Комната — полуподвальное помещение; с улицы в неё ведёт несколько ступеней; выложенный каменной плиткой пол во многих местах потрескался. Створка входной двери состоит из двух частей, сейчас верхняя половина распахнута, и внутрь проникает чахлый свет только что вставшего октябрьского солнца; заглядывает солнце и в два маленьких окошка возле двери. Без солнца беда: обстановка подвала по-нищенски убога. На полу — ни ковра, ни даже тростниковой подстилки. Свежевыбеленные стены тоже голы — их украшают разве что пятна сырости.
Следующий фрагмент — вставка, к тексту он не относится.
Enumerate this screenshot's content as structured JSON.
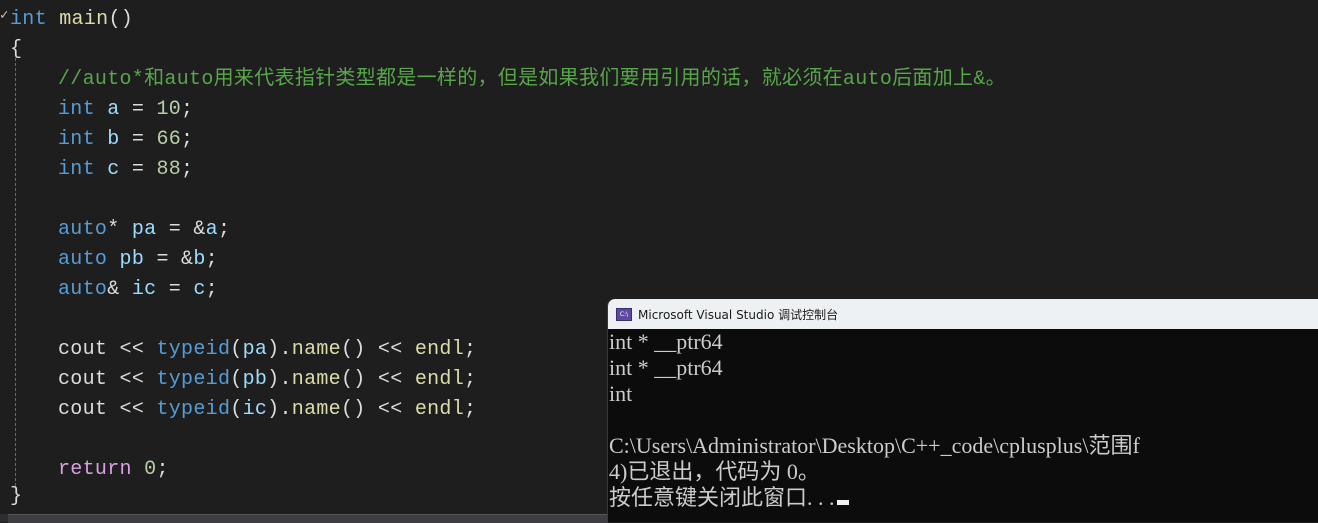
{
  "editor": {
    "lines": [
      {
        "tokens": [
          {
            "t": "int",
            "c": "kw"
          },
          {
            "t": " ",
            "c": "plain"
          },
          {
            "t": "main",
            "c": "fn"
          },
          {
            "t": "()",
            "c": "plain"
          }
        ]
      },
      {
        "tokens": [
          {
            "t": "{",
            "c": "plain"
          }
        ]
      },
      {
        "tokens": [
          {
            "t": "//auto*和auto用来代表指针类型都是一样的，但是如果我们要用引用的话，就必须在auto后面加上&。",
            "c": "cmt"
          }
        ]
      },
      {
        "tokens": [
          {
            "t": "int",
            "c": "kw"
          },
          {
            "t": " ",
            "c": "plain"
          },
          {
            "t": "a",
            "c": "var"
          },
          {
            "t": " = ",
            "c": "plain"
          },
          {
            "t": "10",
            "c": "num"
          },
          {
            "t": ";",
            "c": "plain"
          }
        ]
      },
      {
        "tokens": [
          {
            "t": "int",
            "c": "kw"
          },
          {
            "t": " ",
            "c": "plain"
          },
          {
            "t": "b",
            "c": "var"
          },
          {
            "t": " = ",
            "c": "plain"
          },
          {
            "t": "66",
            "c": "num"
          },
          {
            "t": ";",
            "c": "plain"
          }
        ]
      },
      {
        "tokens": [
          {
            "t": "int",
            "c": "kw"
          },
          {
            "t": " ",
            "c": "plain"
          },
          {
            "t": "c",
            "c": "var"
          },
          {
            "t": " = ",
            "c": "plain"
          },
          {
            "t": "88",
            "c": "num"
          },
          {
            "t": ";",
            "c": "plain"
          }
        ]
      },
      {
        "tokens": []
      },
      {
        "tokens": [
          {
            "t": "auto",
            "c": "kw"
          },
          {
            "t": "* ",
            "c": "plain"
          },
          {
            "t": "pa",
            "c": "var"
          },
          {
            "t": " = &",
            "c": "plain"
          },
          {
            "t": "a",
            "c": "var"
          },
          {
            "t": ";",
            "c": "plain"
          }
        ]
      },
      {
        "tokens": [
          {
            "t": "auto",
            "c": "kw"
          },
          {
            "t": " ",
            "c": "plain"
          },
          {
            "t": "pb",
            "c": "var"
          },
          {
            "t": " = &",
            "c": "plain"
          },
          {
            "t": "b",
            "c": "var"
          },
          {
            "t": ";",
            "c": "plain"
          }
        ]
      },
      {
        "tokens": [
          {
            "t": "auto",
            "c": "kw"
          },
          {
            "t": "& ",
            "c": "plain"
          },
          {
            "t": "ic",
            "c": "var"
          },
          {
            "t": " = ",
            "c": "plain"
          },
          {
            "t": "c",
            "c": "var"
          },
          {
            "t": ";",
            "c": "plain"
          }
        ]
      },
      {
        "tokens": []
      },
      {
        "tokens": [
          {
            "t": "cout",
            "c": "plain"
          },
          {
            "t": " << ",
            "c": "plain"
          },
          {
            "t": "typeid",
            "c": "kw"
          },
          {
            "t": "(",
            "c": "plain"
          },
          {
            "t": "pa",
            "c": "var"
          },
          {
            "t": ").",
            "c": "plain"
          },
          {
            "t": "name",
            "c": "fn"
          },
          {
            "t": "() << ",
            "c": "plain"
          },
          {
            "t": "endl",
            "c": "fn"
          },
          {
            "t": ";",
            "c": "plain"
          }
        ]
      },
      {
        "tokens": [
          {
            "t": "cout",
            "c": "plain"
          },
          {
            "t": " << ",
            "c": "plain"
          },
          {
            "t": "typeid",
            "c": "kw"
          },
          {
            "t": "(",
            "c": "plain"
          },
          {
            "t": "pb",
            "c": "var"
          },
          {
            "t": ").",
            "c": "plain"
          },
          {
            "t": "name",
            "c": "fn"
          },
          {
            "t": "() << ",
            "c": "plain"
          },
          {
            "t": "endl",
            "c": "fn"
          },
          {
            "t": ";",
            "c": "plain"
          }
        ]
      },
      {
        "tokens": [
          {
            "t": "cout",
            "c": "plain"
          },
          {
            "t": " << ",
            "c": "plain"
          },
          {
            "t": "typeid",
            "c": "kw"
          },
          {
            "t": "(",
            "c": "plain"
          },
          {
            "t": "ic",
            "c": "var"
          },
          {
            "t": ").",
            "c": "plain"
          },
          {
            "t": "name",
            "c": "fn"
          },
          {
            "t": "() << ",
            "c": "plain"
          },
          {
            "t": "endl",
            "c": "fn"
          },
          {
            "t": ";",
            "c": "plain"
          }
        ]
      },
      {
        "tokens": []
      },
      {
        "tokens": [
          {
            "t": "return",
            "c": "ret"
          },
          {
            "t": " ",
            "c": "plain"
          },
          {
            "t": "0",
            "c": "num"
          },
          {
            "t": ";",
            "c": "plain"
          }
        ]
      },
      {
        "tokens": [
          {
            "t": "}",
            "c": "plain"
          }
        ]
      }
    ]
  },
  "console": {
    "icon_label": "C:\\",
    "title": "Microsoft Visual Studio 调试控制台",
    "output": [
      "int * __ptr64",
      "int * __ptr64",
      "int",
      "",
      "C:\\Users\\Administrator\\Desktop\\C++_code\\cplusplus\\范围f",
      "4)已退出，代码为 0。",
      "按任意键关闭此窗口. . ."
    ]
  },
  "icons": {
    "fold": "collapse-marker-icon",
    "console": "console-app-icon"
  }
}
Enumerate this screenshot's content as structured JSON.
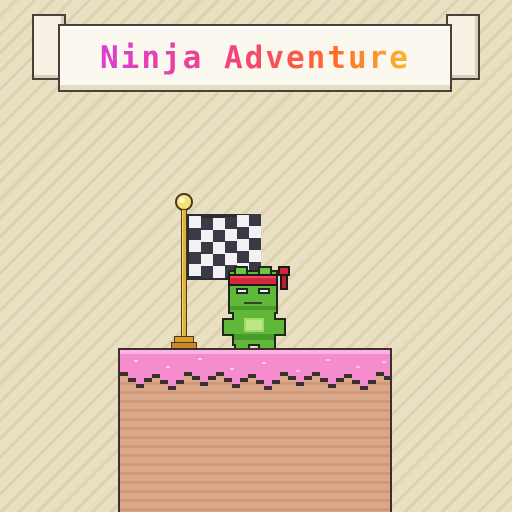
{
  "game": {
    "title": "Ninja Adventure"
  },
  "colors": {
    "background": "#e7dcbd",
    "frosting": "#f58ccd",
    "dirt": "#dba98a",
    "frog": "#5fb83a",
    "headband": "#d4283d",
    "pole": "#e0b43a"
  },
  "icons": {
    "goal": "checkered-flag-icon",
    "player": "ninja-frog",
    "terrain": "frosted-dirt-platform"
  }
}
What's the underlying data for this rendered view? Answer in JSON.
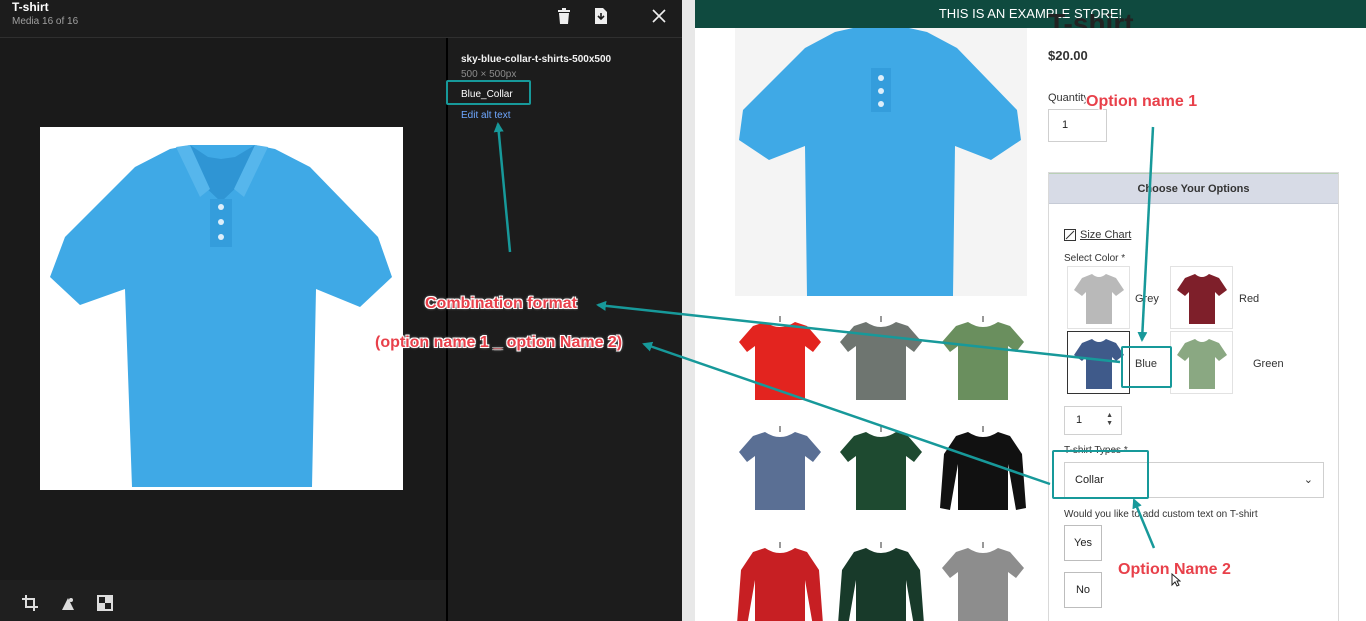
{
  "media_panel": {
    "title": "T-shirt",
    "count": "Media 16 of 16",
    "file_name": "sky-blue-collar-t-shirts-500x500",
    "dimensions": "500 × 500px",
    "alt_text": "Blue_Collar",
    "edit_alt_link": "Edit alt text",
    "header_icons": [
      "trash-icon",
      "download-icon",
      "close-icon"
    ],
    "toolbar_icons": [
      "crop-icon",
      "focal-point-icon",
      "replace-icon"
    ]
  },
  "store": {
    "banner": "THIS IS AN EXAMPLE STORE!",
    "product_title": "T-shirt",
    "price": "$20.00",
    "quantity_label": "Quantity",
    "quantity_value": "1",
    "options_header": "Choose Your Options",
    "size_chart_link": "Size Chart",
    "select_color_label": "Select Color *",
    "colors": [
      {
        "label": "Grey",
        "color": "#b9b9b9"
      },
      {
        "label": "Red",
        "color": "#7e1f2a"
      },
      {
        "label": "Blue",
        "color": "#3f5a8a"
      },
      {
        "label": "Green",
        "color": "#8aa882"
      }
    ],
    "stepper_value": "1",
    "tshirt_types_label": "T-shirt Types *",
    "tshirt_type_selected": "Collar",
    "custom_text_label": "Would you like to add custom text on T-shirt",
    "yes_label": "Yes",
    "no_label": "No",
    "thumbnails": [
      {
        "color": "#e3241f",
        "style": "tee"
      },
      {
        "color": "#6e7570",
        "style": "tee"
      },
      {
        "color": "#6a8f5e",
        "style": "tee"
      },
      {
        "color": "#5a6f94",
        "style": "tee"
      },
      {
        "color": "#1e4a30",
        "style": "polo"
      },
      {
        "color": "#111111",
        "style": "long"
      },
      {
        "color": "#c71f23",
        "style": "long"
      },
      {
        "color": "#183a2a",
        "style": "long"
      },
      {
        "color": "#8d8d8d",
        "style": "polo"
      }
    ]
  },
  "annotations": {
    "option_name_1": "Option name 1",
    "option_name_2": "Option Name 2",
    "combination_format": "Combination format",
    "combination_example": "(option name 1 _ option Name 2)",
    "accent_color": "#17999a",
    "callout_color": "#e8404a"
  }
}
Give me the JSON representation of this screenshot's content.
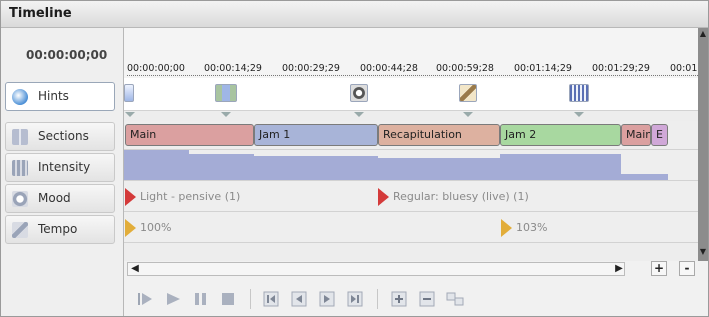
{
  "window": {
    "title": "Timeline"
  },
  "time": {
    "current": "00:00:00;00"
  },
  "ruler": {
    "labels": [
      "00:00:00;00",
      "00:00:14;29",
      "00:00:29;29",
      "00:00:44;28",
      "00:00:59;28",
      "00:01:14;29",
      "00:01:29;29",
      "00:01"
    ]
  },
  "tracks": [
    {
      "label": "Hints",
      "icon": "hints-icon",
      "selected": true
    },
    {
      "label": "Sections",
      "icon": "sections-icon"
    },
    {
      "label": "Intensity",
      "icon": "intensity-icon"
    },
    {
      "label": "Mood",
      "icon": "mood-icon"
    },
    {
      "label": "Tempo",
      "icon": "tempo-icon"
    }
  ],
  "hints": {
    "icons": [
      "hint-marker-icon",
      "hint-band-icon",
      "hint-yin-yang-icon",
      "hint-metronome-icon",
      "hint-chart-icon"
    ]
  },
  "sections": [
    {
      "label": "Main",
      "color": "#dba0a0"
    },
    {
      "label": "Jam 1",
      "color": "#a8b4d8"
    },
    {
      "label": "Recapitulation",
      "color": "#ddb1a0"
    },
    {
      "label": "Jam 2",
      "color": "#a8d8a0"
    },
    {
      "label": "Main",
      "color": "#dba0a0"
    },
    {
      "label": "E",
      "color": "#d0a8d8"
    }
  ],
  "mood": [
    {
      "text": "Light - pensive (1)"
    },
    {
      "text": "Regular: bluesy (live) (1)"
    }
  ],
  "tempo": [
    {
      "text": "100%"
    },
    {
      "text": "103%"
    }
  ],
  "intensity": {
    "color": "#a4acd6"
  },
  "scrollbar": {
    "plus": "+",
    "minus": "-"
  },
  "transport": {
    "buttons": [
      "play-from-start-icon",
      "play-icon",
      "pause-icon",
      "stop-icon",
      "go-to-start-icon",
      "step-back-icon",
      "step-forward-icon",
      "go-to-end-icon",
      "add-icon",
      "remove-icon",
      "split-icon"
    ]
  }
}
Из мебели кроме стола и двух стульев имеется только деревянный сундук, он стоит у противоположной от входа стены на двух грубо опиленных брусках. В камине, где на гвоздях развешаны две старые железные кастрюли и старинная жаровня, не так давно разводили огонь, но обложенная старыми кирпичами кучка углей в просторном камине жалкое зрелище: этот семифутовый очаг явно предназначался не для таких поленьев.

Рядом с сундуком — дверь в комнату поменьше. У этой двери вовсе нет створки. В дверной проём виден край кровати. В маленькой комнате без окон стоит сумрак. На полке, укреплённой на балке над камином, — кое-какие нужные в хозяйстве мелочи: железный подсвечник, два-три свечных огарка, квадратное зеркальце без рамы, коробочка с ветошным трутом, солонка. Вот и всё. Такой скудости не найти даже в монашеской келье.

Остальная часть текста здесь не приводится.